The insect peritrophic matrix and vertebrate mucusal layer share also defensive proteins such as mucins. Our studies revealed presence of different types of insect intestinal mucins based on their structural domain organizations in the lepidopteran models. A type denoted “complex mucins” associated with the bertha armyworm peritrophic matrix are targeted during baculovirus infection by a metalloprotease encoded by the viral genome, while the “binary type mucins” are not. Such findings had great potential in terms of development of more effective baculoviruses via recombination technology. Indeed, our collaborators in Canada (Drs. Dwayne Hegedus, Martin Erlandson and David Theilmann) developed a recombinant baculovirus encoding the baculoviral metalloprotease and found that it was almost 4.5 times more effective than the wild strain baculovirus. We currently work on development of a new baculovirus formulation targeting the mucin functioning via chemical reagents. This formulation technology was already tested both in the laboratory and was found to significantly improve baculovirus efficacy up to 30-40%. Fundamentally, it could be applied to other lepidopteran hosts, as it targets the essential features of the common defense components of the lepidopteran peritrophic matrix. In particular, understanding the resistance mechanism of binary type mucins against metalloproteases is a current interest for us right now.

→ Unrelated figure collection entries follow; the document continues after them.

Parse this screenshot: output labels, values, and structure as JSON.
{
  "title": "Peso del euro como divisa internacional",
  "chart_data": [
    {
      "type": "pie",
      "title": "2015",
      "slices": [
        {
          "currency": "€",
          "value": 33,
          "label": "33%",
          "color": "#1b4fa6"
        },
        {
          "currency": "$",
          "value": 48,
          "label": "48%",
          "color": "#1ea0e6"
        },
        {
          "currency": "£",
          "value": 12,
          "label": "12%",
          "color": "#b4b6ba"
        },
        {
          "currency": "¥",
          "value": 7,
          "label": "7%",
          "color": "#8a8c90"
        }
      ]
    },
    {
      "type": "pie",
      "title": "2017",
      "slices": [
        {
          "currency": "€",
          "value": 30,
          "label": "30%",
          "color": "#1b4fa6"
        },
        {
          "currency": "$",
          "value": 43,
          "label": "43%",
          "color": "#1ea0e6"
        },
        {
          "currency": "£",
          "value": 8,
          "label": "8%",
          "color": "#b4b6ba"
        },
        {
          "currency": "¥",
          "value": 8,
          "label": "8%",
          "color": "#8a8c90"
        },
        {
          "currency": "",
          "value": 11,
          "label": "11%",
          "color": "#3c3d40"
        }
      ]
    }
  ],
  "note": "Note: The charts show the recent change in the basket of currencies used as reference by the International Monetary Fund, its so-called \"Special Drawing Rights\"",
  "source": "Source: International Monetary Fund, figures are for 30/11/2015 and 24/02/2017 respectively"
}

Throughout the evolution’s convoluted steps; every organism that is sensitive to light must have acquired endogenously ticking clocks in order to exploit the good conditions of the day at the right times by anticipating them beforehand. Without a doubt, insects are among those many organisms that utilize their circadian clocks to ensure their survival. Many insects have another great weapon in their arsenal which renders them resistant towards adverse environmental conditions such as lack of daylight, detrimental temperatures and lack of adequate food. That particular state is called diapause. There are many cues, token stimuli, which can trigger the switch from the development pathway to the diapause pathway. These cues comprise inputs such as photoperiod, thermoperiod or food quantity. Although there are ample amount of cues out in nature, photoperiod is often the most crucial one. Leptinotarsa decemlineata which is a major pest of plants in the Solanaceae family exhibits robust photosensitivity while choosing the time of the diapause onset. There are many theories out there that tried to link the diapause behavior and circadian clocks. In this regards, establishments of circadian genes’ patterns in a beetle system is very promising as the insect shows a robust photosensitivity and unambiguous diapause behavior in order to overcome the tough winters under the soil.